Charlie Savage: Bush's strategy of "picking presidential lawyers to fill court vacancies"
Charlie Savage writes today at TPMCafe regarding the Bush Administration's strategy of picking presidential lawyers to fill court vacancies is an integral part of the groundwork it has laid for a long-term expansion of White House power."
Tellingly, the administration chose all three [Supreme Court nominees] from a very narrow slice of the conservative legal universe: all three were executive branch legal warriors. They had each spent years marinating in disputes over expanding executive powers from the White House’s perspective, and were thus likely to bring a very deferential attitude to the bench when future lawsuits arose over aggressive claims of presidential authority. . . .
The average age of the five justices in the majority [of Hamdan, which represented the greatest setback to the Bush-Cheney legal team’s efforts to free the commander-in-chief from a need to obey laws and treaties] was greater than 72 at the time Hamdan was handed down, while the average age of the four justices in the minority was less than 59. Given the realities of the human life span, either Bush or some future president, one or two election cycles from now, will have ample opportunity to get that fifth vote.

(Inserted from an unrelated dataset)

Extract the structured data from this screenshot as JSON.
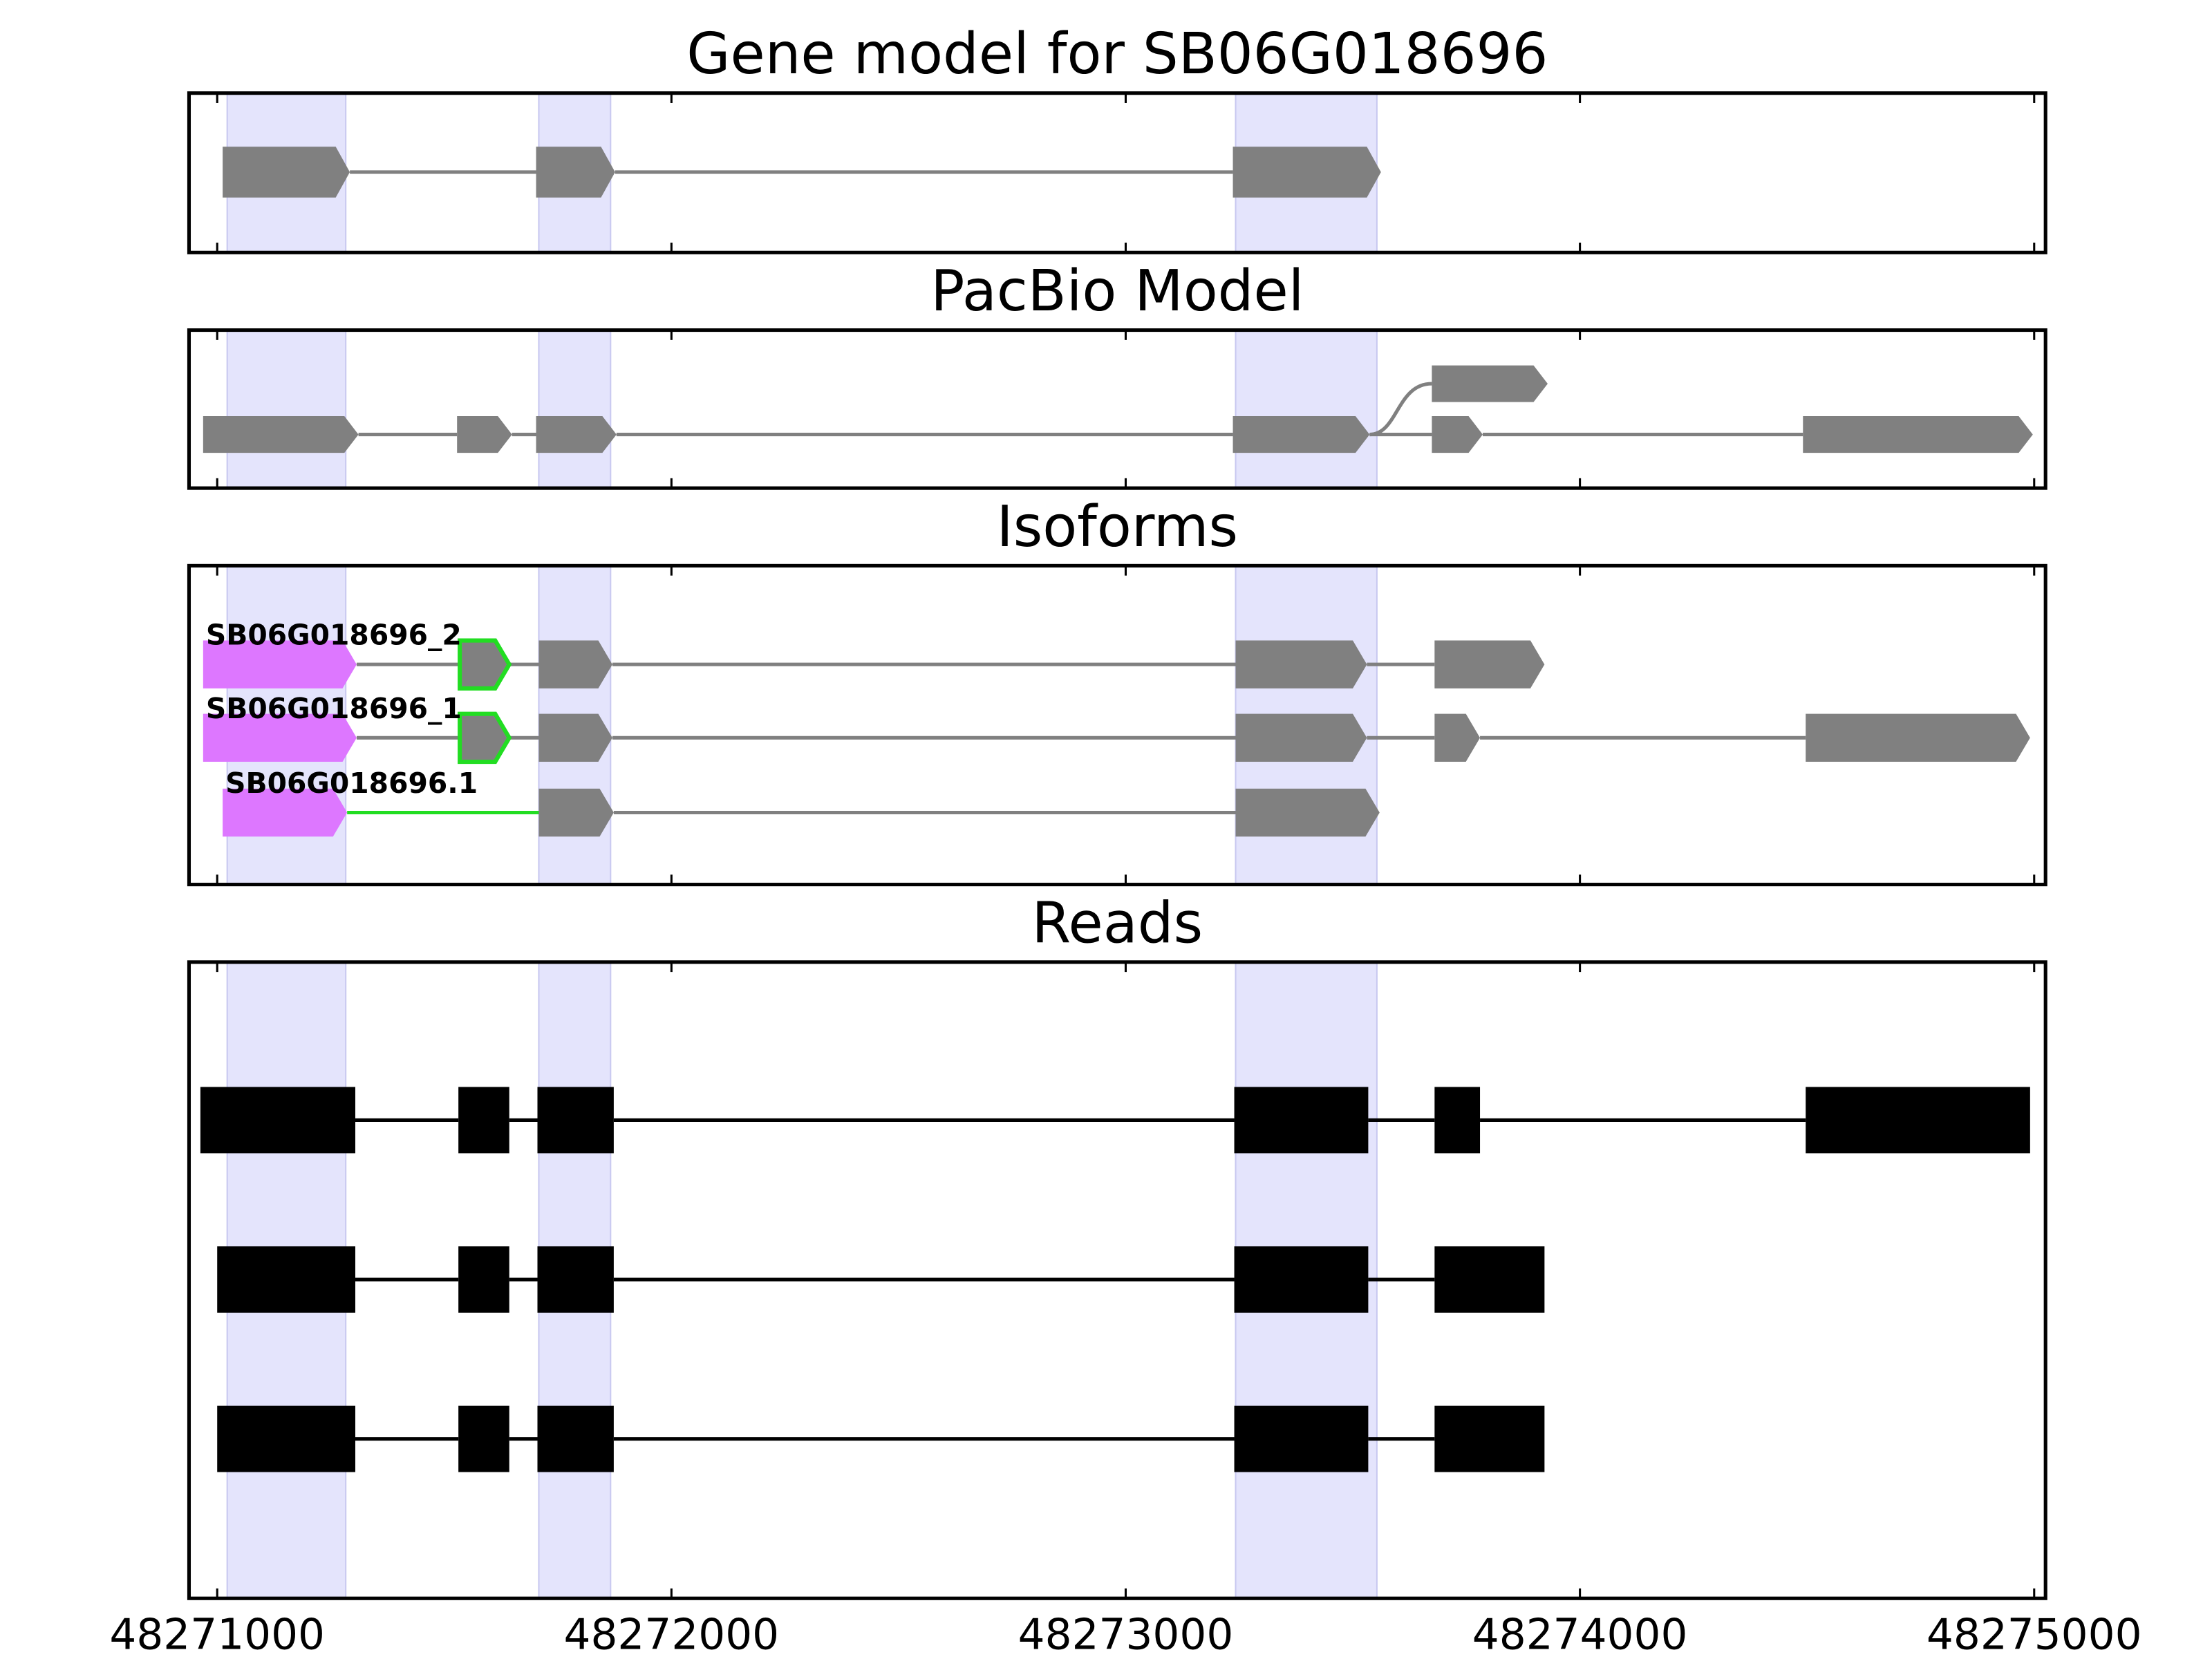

Hamdan may turn out not so much the final word as the last hurrah for the traditional view of checks and balances on presidential power.
Much more details on this topic can be found in chapter 11 of Charlie Savage's new book, Takeover: The Return of the Imperial Presidency and the Subversion of American Democracy, which The San Francisco Chronicle has characterized as "A masterful work of investigative journalism . . . [that] deserves to be remembered as one of the key texts of the Bush years." Savage recently won a Pulitzer prize for his reporting on presidential signing statements.
ACS also released the first comprehensive index of presidential signing statements issued between 2001 and 2007. It was compiled by Professor Neil Kinkopf, author of a prior ACS Issue Brief on Signing Statements and the President's Authority to Refuse to Enforce the Law, released last year.